Open brooksambrose opened 9 years ago
Got a little offline help from Aaron, who pointed me to the Amazon EC2 Instances info page and told me to focus on the M class of instances. Here you can learn about different speed and memory configurations. For pricing you need to check out the Amazon EC2 Pricing page. On the pricing page make sure you're looking at the US West (Oregon) region since we were advised to use that for better rates. Instead of trying to predict the requirements of this particular job accurately (which I still want to learn to do) Aaron advised to set some budget for the job and start up an instance that looks like it fits the bill. I'm deciding between these two:
Type | vCPU | ECU | Memory (GiB) | Instance Storage (GB) | Linux/UNIX Usage |
---|---|---|---|---|---|
m4.large | 2 | 6.5 | 8 | EBS Only | $0.126 per Hour |
m4.xlarge | 4 | 13 | 16 | EBS Only | $0.252 per Hour |
Plenty of folks have personal workstations bigger than these (not me), but they might work and they're cheap. Following the "penny rich pound poor" philosophy, I'll go with the .25 cent / hour option and see if it gets the job done in 5 hours. I think I can afford that. If the smaller instance wasn't enough I'd be out the dough and have to deal with starting up another one.
I think there's a couple of pieces missing in this short workflow that are worth putting in other issues:
You might be able to predict memory requirements for a big graph by running the program on smaller graphs (with similar edge statistics) and seeing if there is a power law relationship. My guess is that memory requirement is proportional to the size of the graph. Anyways, /bin/time
can tell you how much memory was used after the process completes:
$ /bin/time -f %M commandname arg1 arg2 ...

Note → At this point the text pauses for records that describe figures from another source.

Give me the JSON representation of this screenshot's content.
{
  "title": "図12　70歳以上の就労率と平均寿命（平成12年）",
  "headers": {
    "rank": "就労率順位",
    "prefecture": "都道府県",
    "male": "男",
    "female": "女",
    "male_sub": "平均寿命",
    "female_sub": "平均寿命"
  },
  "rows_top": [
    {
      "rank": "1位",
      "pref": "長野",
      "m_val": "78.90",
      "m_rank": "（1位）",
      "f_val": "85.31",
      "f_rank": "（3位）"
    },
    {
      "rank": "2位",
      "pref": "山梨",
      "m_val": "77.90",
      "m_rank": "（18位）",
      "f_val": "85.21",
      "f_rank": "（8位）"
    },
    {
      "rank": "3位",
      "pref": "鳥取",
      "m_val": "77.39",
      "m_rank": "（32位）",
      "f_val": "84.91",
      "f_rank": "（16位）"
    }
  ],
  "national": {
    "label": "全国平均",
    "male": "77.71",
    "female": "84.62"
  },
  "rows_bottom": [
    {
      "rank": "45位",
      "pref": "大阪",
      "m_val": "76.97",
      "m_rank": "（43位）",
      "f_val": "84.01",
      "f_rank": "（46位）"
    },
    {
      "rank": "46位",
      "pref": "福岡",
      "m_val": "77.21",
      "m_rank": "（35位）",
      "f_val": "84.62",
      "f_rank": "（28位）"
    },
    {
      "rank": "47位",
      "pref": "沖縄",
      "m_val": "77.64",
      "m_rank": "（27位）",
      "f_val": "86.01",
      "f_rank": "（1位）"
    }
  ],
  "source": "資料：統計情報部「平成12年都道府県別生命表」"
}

will run commandname arg arg2 ...
and report the maximum number of kilobytes used. You can replace %M
with something more fancy to get more kinds of information, man time
for details.
So the strategy if I understand it is to run some tests and try to figure out the functional form of the scaling? I'm a little dubious about my own ability to make a big extrapolation from the tests; maybe try-and-see is the better option for now.
I'd like to know how much memory I need in an instance to complete a job, but I'm not sure how best to predict that. The job script is up on this repo and involves running a C program to find maximal cliques in a graph. Is there a best practice around predicting memory usage? Is there a shell script I could run that would gather memory usage, maybe on smaller test batches?
The input data is at worst a two column matrix with 27,797,685 rows containing 352,151 unique integers. I'm not sure what the largest working memory allocation in the maximal cliques routine actually is, but I'm hoping there's a practical test that would prevent me from having to study the code (I'm not a C programmer). No surprise, I get a segfault trying to run this on the free tier BCE instance on EC2, which has 1GB of memory.
I'm grateful for any advice about the cheapest instance I can run that would finish this job!